En dépit d’un contexte politique et diplomatique tendu entre la France et l’Algérie, le volet économique tente de résister au climat de tension qui caractérise les relations entre les deux rives de la Méditerranée.
Ainsi, depuis vendredi dernier, une mission stratégique du Mouvement des entreprises de France ( patronat français), conduite par son président Patrick Martin, se trouve en Algérie, afin de tenter de relancer la dynamique économique entre les deux, fortement impactée par les tensions diplomatiques.
Même si aucune information n’a filtré sur les discussions avec le patronat algérien, incarné par Conseil du renouveau économique algérien (CREA), ce dernier, vient de rendre public, un communiqué dans lequel, il mentionne clairement une « phase de relance » des relations économiques entre Alger et Paris.
Le pragmatisme économique prime sur les tensions diplomatiques
En effet, dans ledit document, il est indiqué que l’Algérie et la France choisissent la voie du «pragmatisme économique». Kamel Moula (CREA) et Patrick Martin (MEDEF), veulent clairement poser les jalons d’un partenariat renouvelé, axé sur la co-innovation et la souveraineté partagée. Les deux organismes patronales, ont affirmé leur «volonté commune» d’intensifier leurs échanges. L’objectif est clair : restaurer la confiance et bâtir des perspectives de croissance communes en structurant un dialogue direct entre les chefs d’entreprise des deux rives.

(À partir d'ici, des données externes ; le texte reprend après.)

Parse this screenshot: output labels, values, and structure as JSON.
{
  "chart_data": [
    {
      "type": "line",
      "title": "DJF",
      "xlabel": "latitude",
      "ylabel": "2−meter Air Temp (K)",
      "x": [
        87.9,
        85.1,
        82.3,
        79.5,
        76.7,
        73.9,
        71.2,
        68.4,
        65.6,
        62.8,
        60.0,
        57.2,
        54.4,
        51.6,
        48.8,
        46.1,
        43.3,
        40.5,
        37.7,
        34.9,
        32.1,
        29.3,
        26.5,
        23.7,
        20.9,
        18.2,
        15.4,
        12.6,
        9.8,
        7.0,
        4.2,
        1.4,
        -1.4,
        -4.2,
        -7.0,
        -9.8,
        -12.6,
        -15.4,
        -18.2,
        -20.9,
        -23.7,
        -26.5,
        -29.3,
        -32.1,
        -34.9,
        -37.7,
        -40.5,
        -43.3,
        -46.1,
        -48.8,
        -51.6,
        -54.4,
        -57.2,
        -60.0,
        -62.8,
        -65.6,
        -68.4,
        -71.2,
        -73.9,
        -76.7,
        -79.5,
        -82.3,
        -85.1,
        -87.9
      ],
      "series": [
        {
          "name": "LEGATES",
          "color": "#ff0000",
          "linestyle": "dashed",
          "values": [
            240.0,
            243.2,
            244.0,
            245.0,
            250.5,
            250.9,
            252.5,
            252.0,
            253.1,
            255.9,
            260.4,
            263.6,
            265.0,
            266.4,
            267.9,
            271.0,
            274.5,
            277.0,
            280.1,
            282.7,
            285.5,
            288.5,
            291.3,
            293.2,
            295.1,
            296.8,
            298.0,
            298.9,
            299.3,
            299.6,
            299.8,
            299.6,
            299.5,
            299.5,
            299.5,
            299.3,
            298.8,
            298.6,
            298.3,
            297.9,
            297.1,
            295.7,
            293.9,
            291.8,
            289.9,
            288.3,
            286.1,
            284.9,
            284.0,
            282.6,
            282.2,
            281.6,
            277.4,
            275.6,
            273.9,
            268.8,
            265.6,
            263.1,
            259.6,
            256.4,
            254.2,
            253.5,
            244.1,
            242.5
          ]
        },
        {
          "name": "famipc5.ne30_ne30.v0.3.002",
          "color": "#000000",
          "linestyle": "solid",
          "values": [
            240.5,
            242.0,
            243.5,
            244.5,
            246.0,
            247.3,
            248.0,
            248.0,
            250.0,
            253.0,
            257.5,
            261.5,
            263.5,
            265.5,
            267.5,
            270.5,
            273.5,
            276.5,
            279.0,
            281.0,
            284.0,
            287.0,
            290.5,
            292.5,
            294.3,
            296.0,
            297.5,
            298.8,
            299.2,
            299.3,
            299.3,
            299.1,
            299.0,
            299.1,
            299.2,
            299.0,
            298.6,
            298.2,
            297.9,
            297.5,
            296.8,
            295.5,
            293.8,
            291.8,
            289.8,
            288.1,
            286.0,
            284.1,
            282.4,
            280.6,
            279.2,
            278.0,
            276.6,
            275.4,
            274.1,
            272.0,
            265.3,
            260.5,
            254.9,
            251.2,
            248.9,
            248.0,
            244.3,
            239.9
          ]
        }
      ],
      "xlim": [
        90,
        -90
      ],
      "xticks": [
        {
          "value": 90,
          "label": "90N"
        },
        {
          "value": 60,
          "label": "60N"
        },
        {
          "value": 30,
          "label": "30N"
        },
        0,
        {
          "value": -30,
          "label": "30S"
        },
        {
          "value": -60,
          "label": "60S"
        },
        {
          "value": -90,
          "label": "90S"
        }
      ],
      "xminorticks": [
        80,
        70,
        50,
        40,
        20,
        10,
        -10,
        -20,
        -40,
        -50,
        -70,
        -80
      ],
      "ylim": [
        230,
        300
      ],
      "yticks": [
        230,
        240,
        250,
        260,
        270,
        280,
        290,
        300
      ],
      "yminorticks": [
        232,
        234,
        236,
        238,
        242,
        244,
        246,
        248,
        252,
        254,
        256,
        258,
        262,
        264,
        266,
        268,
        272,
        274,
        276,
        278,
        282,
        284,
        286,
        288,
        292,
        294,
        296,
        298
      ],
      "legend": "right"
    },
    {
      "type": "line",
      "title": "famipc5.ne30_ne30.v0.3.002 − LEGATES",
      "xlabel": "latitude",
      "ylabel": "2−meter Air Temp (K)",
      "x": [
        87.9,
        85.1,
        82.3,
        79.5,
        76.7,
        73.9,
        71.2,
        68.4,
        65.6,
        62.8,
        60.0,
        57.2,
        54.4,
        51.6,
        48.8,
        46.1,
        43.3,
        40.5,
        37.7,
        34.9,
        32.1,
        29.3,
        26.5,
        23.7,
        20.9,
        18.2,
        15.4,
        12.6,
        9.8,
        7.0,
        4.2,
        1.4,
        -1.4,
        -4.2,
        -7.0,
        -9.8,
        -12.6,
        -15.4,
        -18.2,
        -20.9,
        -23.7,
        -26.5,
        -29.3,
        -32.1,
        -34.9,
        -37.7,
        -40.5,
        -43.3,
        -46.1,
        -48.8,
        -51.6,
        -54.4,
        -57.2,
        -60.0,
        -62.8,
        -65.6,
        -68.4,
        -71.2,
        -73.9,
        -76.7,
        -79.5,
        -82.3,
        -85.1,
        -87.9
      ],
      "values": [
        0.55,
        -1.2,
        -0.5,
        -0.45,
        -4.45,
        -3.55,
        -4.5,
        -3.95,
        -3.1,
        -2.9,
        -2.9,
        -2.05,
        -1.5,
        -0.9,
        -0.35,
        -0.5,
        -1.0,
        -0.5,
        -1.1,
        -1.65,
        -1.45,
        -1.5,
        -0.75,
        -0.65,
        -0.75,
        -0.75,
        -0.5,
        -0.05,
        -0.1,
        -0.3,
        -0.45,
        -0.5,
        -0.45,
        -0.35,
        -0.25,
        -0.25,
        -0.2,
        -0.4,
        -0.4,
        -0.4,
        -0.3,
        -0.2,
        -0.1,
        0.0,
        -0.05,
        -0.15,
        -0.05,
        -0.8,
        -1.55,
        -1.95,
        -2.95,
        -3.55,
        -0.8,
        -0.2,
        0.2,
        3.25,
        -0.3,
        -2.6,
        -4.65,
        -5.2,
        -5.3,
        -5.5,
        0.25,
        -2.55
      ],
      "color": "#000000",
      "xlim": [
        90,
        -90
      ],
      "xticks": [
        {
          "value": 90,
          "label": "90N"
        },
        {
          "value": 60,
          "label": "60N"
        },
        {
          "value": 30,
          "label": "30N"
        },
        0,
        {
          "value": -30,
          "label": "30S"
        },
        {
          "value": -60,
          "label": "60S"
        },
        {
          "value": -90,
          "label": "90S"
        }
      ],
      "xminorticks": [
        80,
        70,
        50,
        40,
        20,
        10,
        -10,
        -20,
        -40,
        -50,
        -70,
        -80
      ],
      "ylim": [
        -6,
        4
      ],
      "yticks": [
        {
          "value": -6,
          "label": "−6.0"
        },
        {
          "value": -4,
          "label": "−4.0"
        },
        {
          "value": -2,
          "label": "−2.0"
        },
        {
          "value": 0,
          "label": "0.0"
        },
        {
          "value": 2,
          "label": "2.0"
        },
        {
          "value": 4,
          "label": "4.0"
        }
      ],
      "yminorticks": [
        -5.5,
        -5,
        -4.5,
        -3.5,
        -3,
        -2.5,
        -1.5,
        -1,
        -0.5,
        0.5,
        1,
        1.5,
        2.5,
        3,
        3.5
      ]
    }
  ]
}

Le rôle central des entreprises et de la co-production
En outre, le communiqué du CREA, souligne explicitement que le partenariat franco-algérien ne se limite plus à de simples échanges commerciaux ; il s’ancre désormais dans «la réalité du terrain». L’organisation patronale présidée par M.Kamel Moula, note également que des centaines d’entreprises françaises collaborent déjà étroitement avec des partenaires locaux. Ce dynamisme se traduit par :
• La création d’emplois locaux et de richesse durable.
• Le développement de joint-ventures (projets communs) favorisant le transfert de savoir-faire
• Une approche pragmatique axée sur l’innovation et la résolution de défis concrets
« Les entreprises sont le moteur naturel de ce rapprochement. Elles transforment les intentions politiques en réalités économiques tangibles », soulignent les deux organisations.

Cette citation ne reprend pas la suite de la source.